The New Odyssey Book Review
Kingsley, who is the Guardian's migration correspondent and the UK's foreign affairs journalist of the year in 2015, has mastered the art of storytelling. At times he holds us in suspense, as we wait to find out what will happen next, and at others he allows the reader to completely lean in to the complex emotion of the journey. I laughed, I cried, I ground my teeth in anger, and even cheered while blazing through The New Odyssey's 329 pages.
It's one thing to be told that you should care about refugees. It's entirely another to be shown.

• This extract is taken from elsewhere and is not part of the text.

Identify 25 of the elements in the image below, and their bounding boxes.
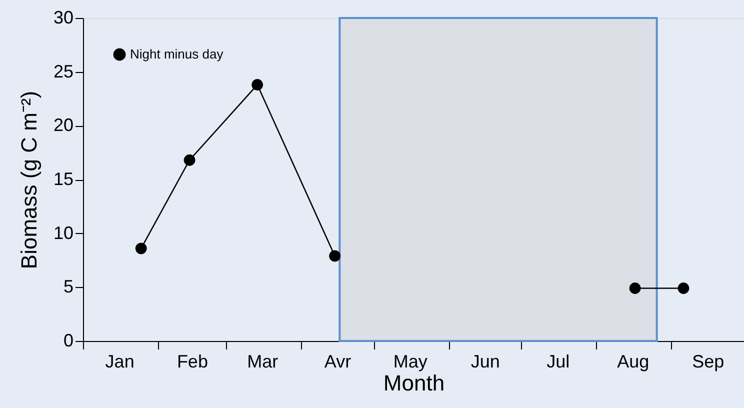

That's what The New Odyssey does; it acts as a tool that can transform an amorphous, frightening group of people, moving across the world into individuals who are making unimaginably difficult decisions as they flee danger at home and seek out safe places for their families to rest from wandering. We can't put ourselves in a refugee's shoes if we don't know what their shoes look like or where they have been. Kingsley gives his readers a way to walk many miles in their shoes, to feel fear with them, as well as frustration, disappointment, and finally (for some) relief.
If you think this book sounds like it works too closely in the refugees' favor, let me tell you what I appreciate about Kingsley's writing, second only to his masterful storytelling. Kingsley doesn't presume to have all the answers. He doesn't write as though he absolutely knows why migration flows are higher than they have ever been, and he doesn't claim that every migrant should qualify for refugee status. When he shares his opinion, he makes sure his readers know that it is indeed an opinion. He simply invites us to see and hear along with him what he has encountered during his travels; he allows the refugees and migrants he interviews to speak for themselves, and then he leaves us to come to our own conclusions.
In a world of definitive rhetoric and blustery politicians, it is refreshing to hear about the refugee crisis from those who are actually living it, through a writer who knows how to let the story speak for itself. The New Odyssey is an easy read, packed with heavy content - a combination that is sure to keep you engaged page after page. I encourage you to order a copy and sit down prepared to encounter refugees face to face.